Benefits associated with the stalk of Gallionella ferruginea, evaluated by comparison of a stalk-forming and a non-stalk-forming strain and biofilm studies in situ.

Factors that regulate and induce stalk formation by the iron-oxidizing and stalk-forming bacterium Gallionella ferruginea were studied in laboratory cultures and in situ. A stalk-forming strain, Sta(+), and a non-stalk-forming strain, Sta(-), were used for comparative studies of the benefits associated with the stalk. Two different growth media were used: a ferrous sulfide medium (FS-medium), with slow oxidation of iron giving high concentrations of toxic oxygen radicals and a ferrous carbonate medium (FC-medium), with fast iron oxidation giving low concentration of the toxic oxygen radicals. It was found that Sta(+) cells grown in the FS-medium survived 3 weeks longer than Sta(-) cells grown in the FS-medium. When each strain was grown in the FC-medium, the Sta(-) cells had an advantage and survived 8 weeks longer than the Sta(+) cells. No difference in survival was found for Sta(+) cells grown in FS-medium compared to growth in FC-medium. In laboratory cultures, the average stalk length per cell values were 7-2.5 times higher (92 h and 150-300 h growth, respectively) in a medium with 620 μM iron than in a medium with 290 μM iron. Gallionella ferruginea Sta(+) outcompeted Sta(-) cells when inoculated as mixed populations in FC-medium. It has previously been suggested that stalk formation in vitro is induced by oxygen. To confirm this observation, biofilm development in natural waters was studied in two wells, one with trace amounts of oxygen (LH) and one without (TH). A dense biofilm developed on surfaces exposed to flowing well LH water, but no biofilm developed in well TH. Stalks were formed in water samples from both wells when allowed to make contact with air.

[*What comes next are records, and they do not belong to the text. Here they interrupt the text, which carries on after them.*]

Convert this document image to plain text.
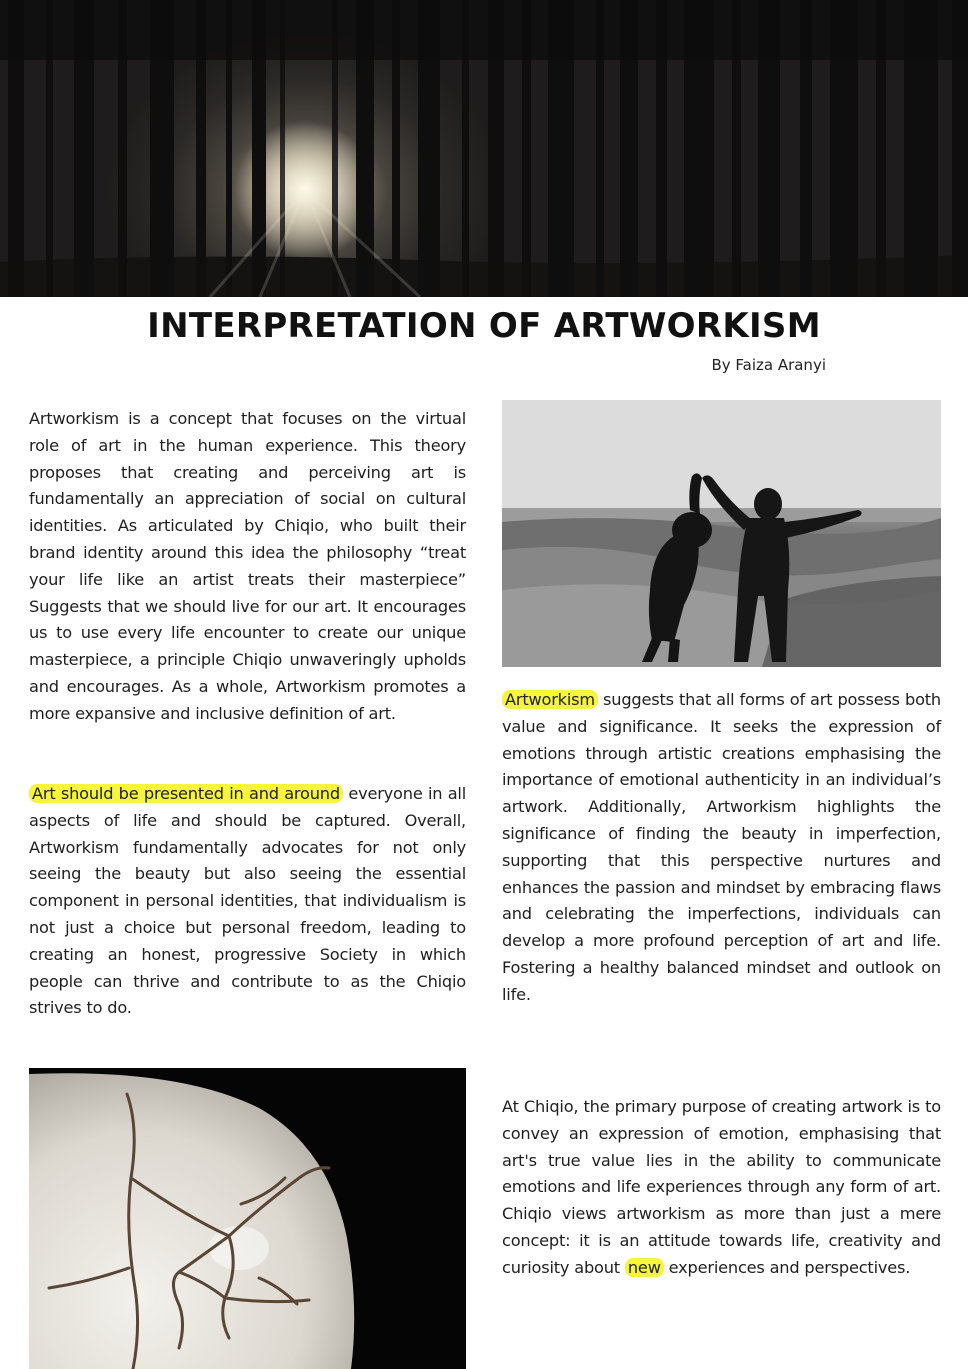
INTERPRETATION OF ARTWORKISM
By Faiza Aranyi

Artworkism is a concept that focuses on the virtual role of art in the human experience. This theory proposes that creating and perceiving art is fundamentally an appreciation of social on cultural identities. As articulated by Chiqio, who built their brand identity around this idea the philosophy “treat your life like an artist treats their masterpiece” Suggests that we should live for our art. It encourages us to use every life encounter to create our unique masterpiece, a principle Chiqio unwaveringly upholds and encourages. As a whole, Artworkism promotes a more expansive and inclusive definition of art.

Art should be presented in and around everyone in all aspects of life and should be captured. Overall, Artworkism fundamentally advocates for not only seeing the beauty but also seeing the essential component in personal identities, that individualism is not just a choice but personal freedom, leading to creating an honest, progressive Society in which people can thrive and contribute to as the Chiqio strives to do.

Artworkism suggests that all forms of art possess both value and significance. It seeks the expression of emotions through artistic creations emphasising the importance of emotional authenticity in an individual’s artwork. Additionally, Artworkism highlights the significance of finding the beauty in imperfection, supporting that this perspective nurtures and enhances the passion and mindset by embracing flaws and celebrating the imperfections, individuals can develop a more profound perception of art and life. Fostering a healthy balanced mindset and outlook on life.

At Chiqio, the primary purpose of creating artwork is to convey an expression of emotion, emphasising that art's true value lies in the ability to communicate emotions and life experiences through any form of art. Chiqio views artworkism as more than just a mere concept: it is an attitude towards life, creativity and curiosity about new experiences and perspectives.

This work demonstrates for the first time that the stalk has a protecting function against the toxic oxygen radicals formed during the chemical iron oxidation. It also shows that it is the oxidation rate of the ferrous iron and not its concentration that is harmful to the cells. The stalk gives G. ferruginea a unique possibility to colonize and survive in habitats with high contents of iron, inaccessible for bacteria without a defense system against the oxidation of iron.